Lo schema delle alleanze dello “scoppiettante Lupi” (copyright Silvio Berlusconi) procede a slalom. Molte sue amicizie sono nate in ogni zona dell’emiciclo parlamentare quando, nel 2003, Lupi organizzò l’Intergruppo della sussidiarietà, parola-simbolo dell’universo Cdo (36 mila iscritti per un giro d’affari annuo stimato fra i 70 e i 100 miliardi di euro). Intorno al mantra della sussidiarietà, verticale o preferibilmente orizzontale, si sono raccolti esponenti del centrosinistra come Enrico Letta, Pier Luigi Bersani ed Ermete Realacci. Non tutti i rapporti si sono conservati. Letta ha assistito con una certa freddezza all’autoriciclo di Lupi nel governo Renzi e Realacci ha appoggiato l’Anac di Raffaele Cantone contro il ministro che avrebbe voluto allungare la durata delle concessioni autostradali senza passare per una gara, in cambio di nuovi investimenti e pedaggi calmierati.

Con Renzi non è mai stato amore anche per le radici molto differenti nel mondo cattolico dove fra Cl e gli scout Agesci cari al premier non c’è cordialità, per non parlare dell’antipatia esplicita fra ammiratori di don Giussani e ragazzi dell’Azione cattolica come il braccio destro di Renzi, Luca Lotti. Con l’ex cavaliere Berlusconi, in compenso, l’ad di Fiera Milano congressi (autosospeso) mantiene una stima che si è rafforzata nel momento del bisogno, quando Lupi non ha esitato a difendere il diritto dell’allora premier al bunga bunga. La sua veemenza è parsa fuori dal perimetro dell’etica ciellina.

Il punto dolente è proprio nei rapporti con il mondo di Comunione e liberazione che è passato dal monolitismo dei bei tempi, con Roberto Formigoni front-man per la politica, a un frazionamento degno di un movimento di estrema sinistra.
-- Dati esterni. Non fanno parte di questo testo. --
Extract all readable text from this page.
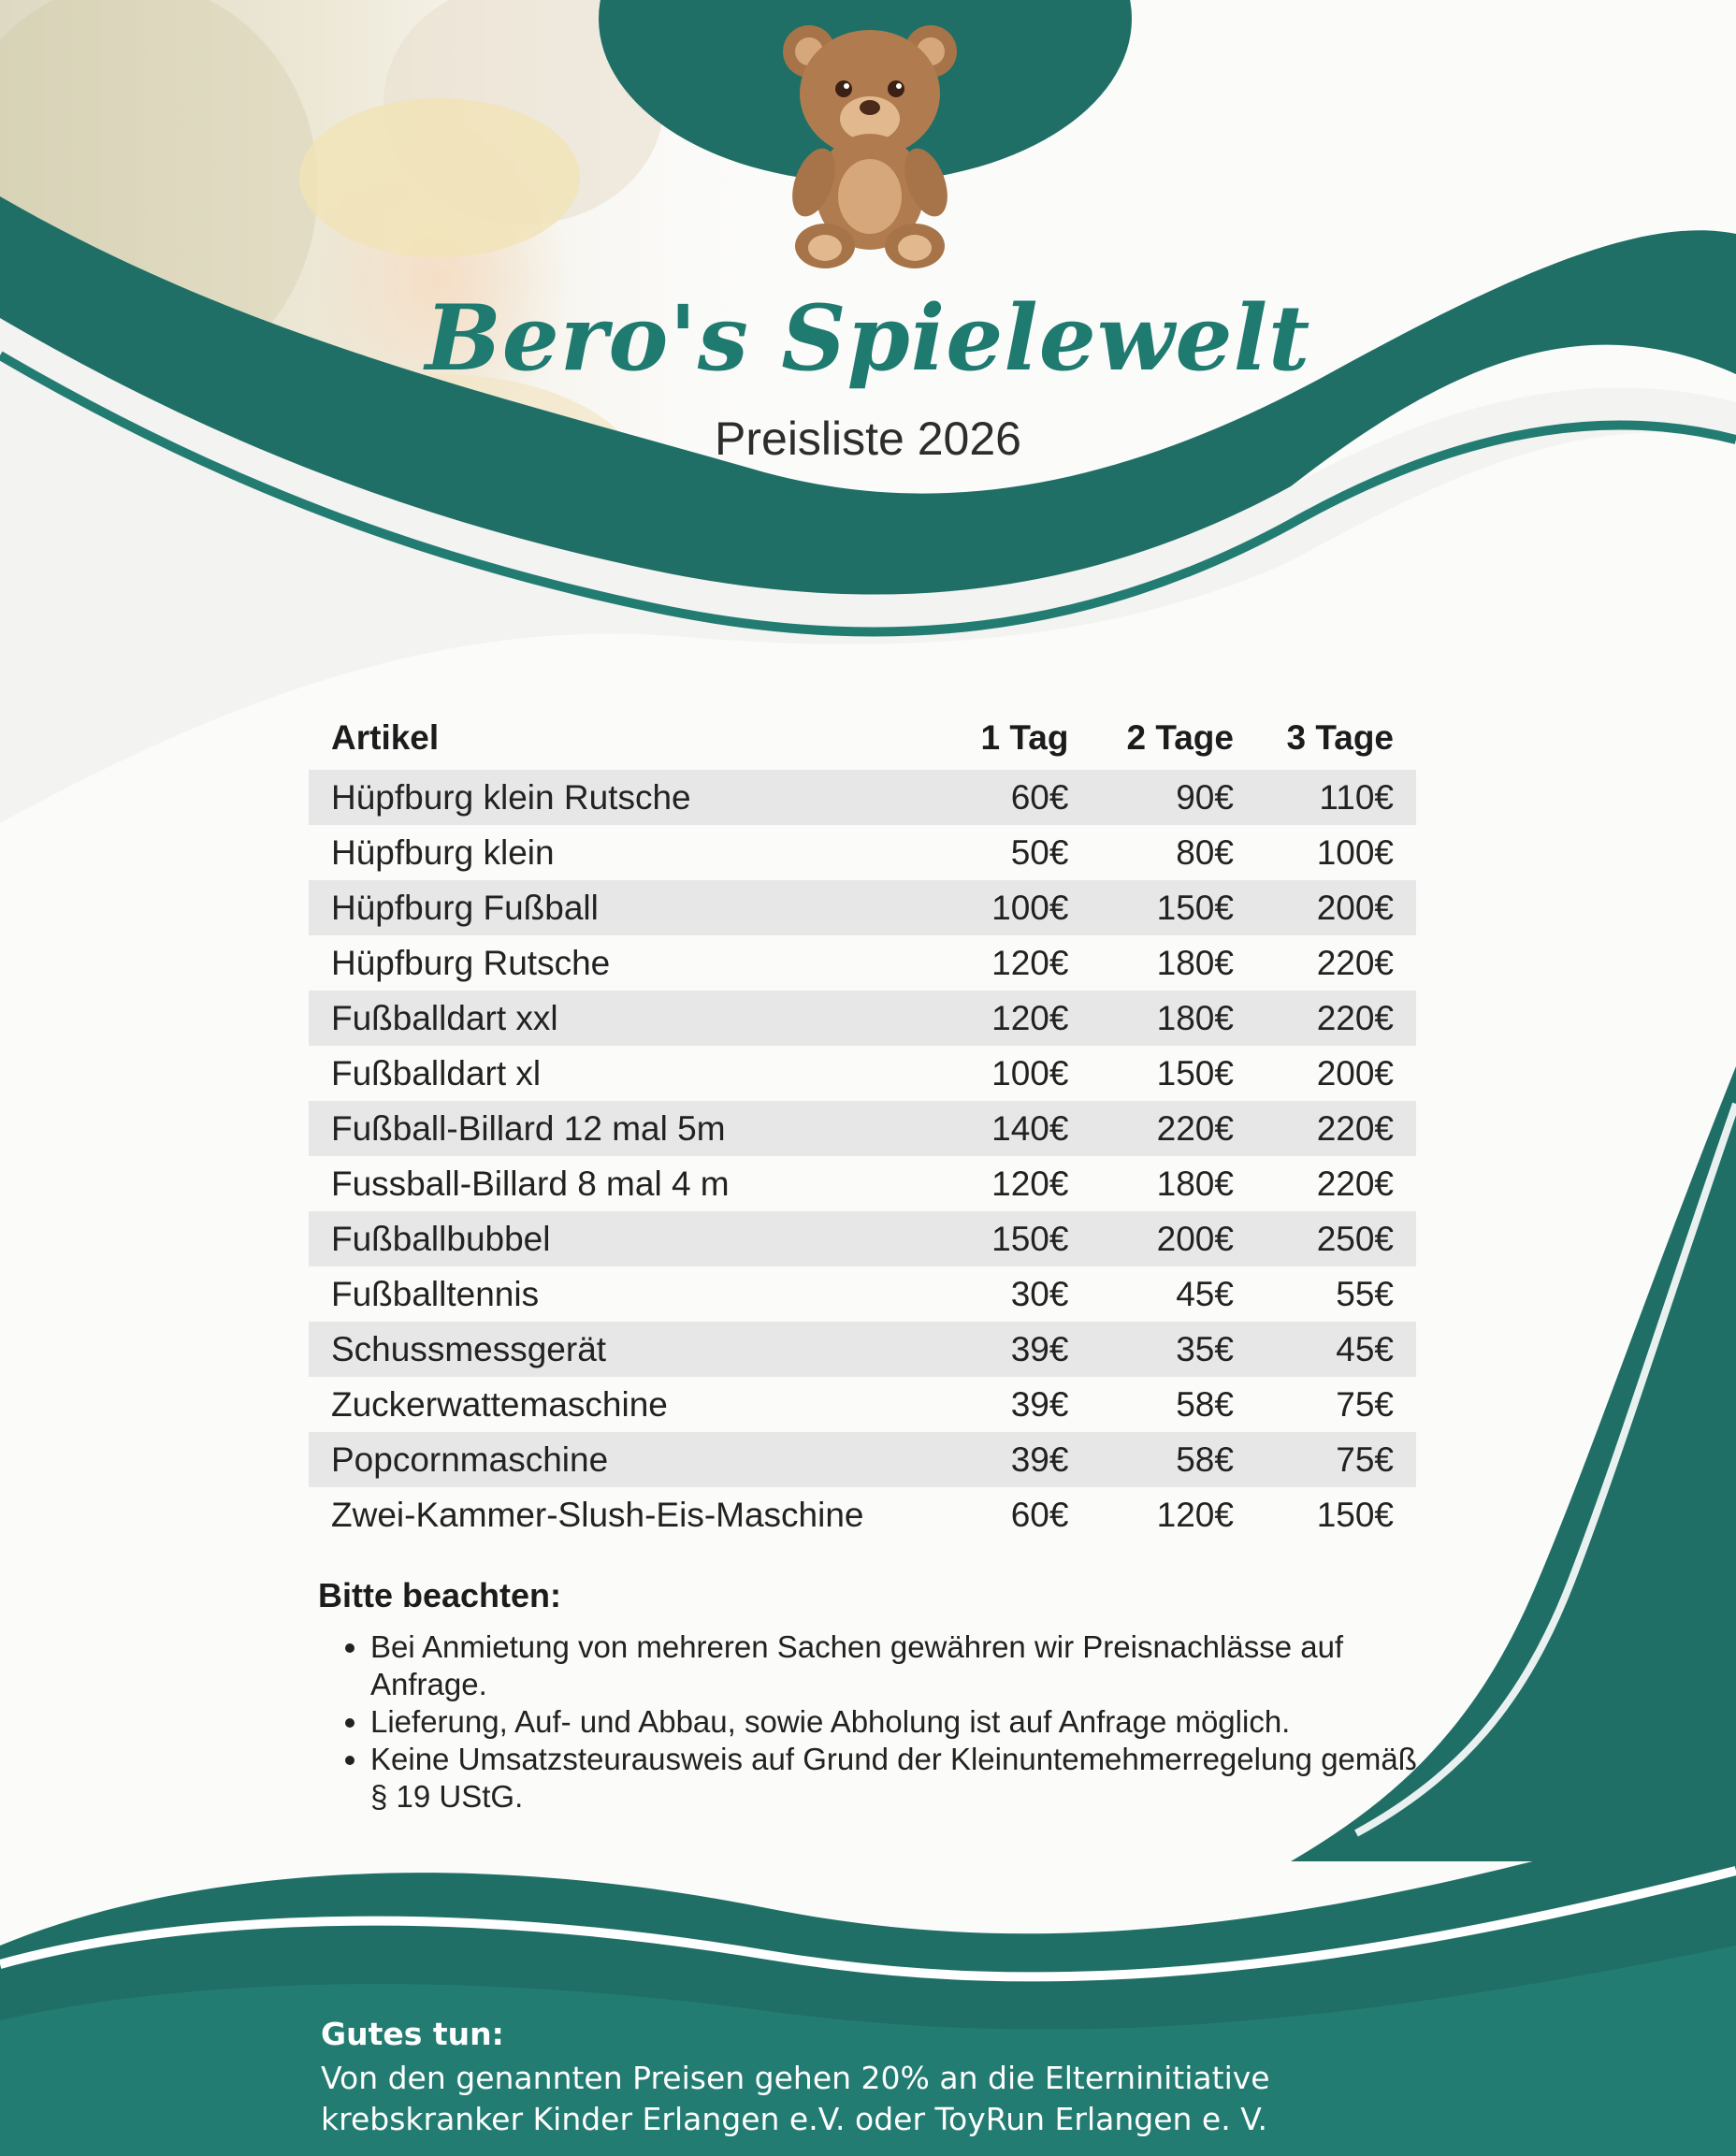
Bero's Spielewelt
Preisliste 2026
Artikel	1 Tag	2 Tage	3 Tage
Hüpfburg klein Rutsche	60€	90€	110€
Hüpfburg klein	50€	80€	100€
Hüpfburg Fußball	100€	150€	200€
Hüpfburg Rutsche	120€	180€	220€
Fußballdart xxl	120€	180€	220€
Fußballdart xl	100€	150€	200€
Fußball-Billard 12 mal 5m	140€	220€	220€
Fussball-Billard 8 mal 4 m	120€	180€	220€
Fußballbubbel	150€	200€	250€
Fußballtennis	30€	45€	55€
Schussmessgerät	39€	35€	45€
Zuckerwattemaschine	39€	58€	75€
Popcornmaschine	39€	58€	75€
Zwei-Kammer-Slush-Eis-Maschine	60€	120€	150€
Bitte beachten:
• Bei Anmietung von mehreren Sachen gewähren wir Preisnachlässe auf Anfrage.
• Lieferung, Auf- und Abbau, sowie Abholung ist auf Anfrage möglich.
• Keine Umsatzsteurausweis auf Grund der Kleinuntemehmerregelung gemäß § 19 UStG.
Gutes tun:
Von den genannten Preisen gehen 20% an die Elterninitiative krebskranker Kinder Erlangen e.V. oder ToyRun Erlangen e. V.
Dell’amicizia di antica data fra Lupi e Mario Mauro, ministro della Difesa con Letta passato prima ai montiani e poi ai Popolari per l’Italia, rimane poco. I due hanno abbandonato il Pdl a breve distanza l’uno dall’altro ma alle Europee del 2014 Lupi si è imposto su Mauro, ex vicepresidente del parlamento di Strasburgo, come capolista della circoscrizione Nord. Gelo con Mauro significa gelo con “il Vitta”, al secolo Giorgio Vittadini, presidente della Fondazione per la sussidiarietà e riferimento ideologico dell’intero movimento.

Anche per tenere sotto traccia il dissidio, era stata presa la decisione di non invitare politici all’ultimo Meeting di Rimini dove Lupi è ospite fisso ab ovo. Con una manovra degna del suo passato, l’ex public relation man della Fiera di Milano ha aggirato l’ostacolo grazie alla conferenza stampa del gruppo Fs che presentava proprio nel centro congressi riminese i nuovi collegamenti dell’alta velocità con gli aeroporti di Fiumicino, Malpensa e Venezia. Mentre i cronisti si accalcavano attorno al ministro, qualche sala più in là il presidente della Cdo Bernhard Scholz guidava un dibattito sulla sfida della crescita disertato dalla stampa.
Con queste premesse la candidatura di Lupi a sindaco di Milano, che tutti danno per certa fin dai tempi di Letizia Moratti, diventa improbabile e forse nemmeno così attraente. Da un lato, la macchina del volontariato ciellino gratis et amore Dei non sembra disposta a sostenere Lupi come nelle precedenti campagne elettorali e il centrodestra è nel caos, con un Ncd guidato in tandem da Lupi e da Angelino Alfano che non si sa bene su quale base elettorale possa contare.

Dall’altro, l’aspettativa di vita del governo Renzi si è allungata fino al termine naturale del 2018. Il Mit avrà molto da fare e tanti appalti da amministrare in un’Italia dove l’economia torna a crescere. S’intende, se l’inchiesta non avrà conseguenze più pesanti.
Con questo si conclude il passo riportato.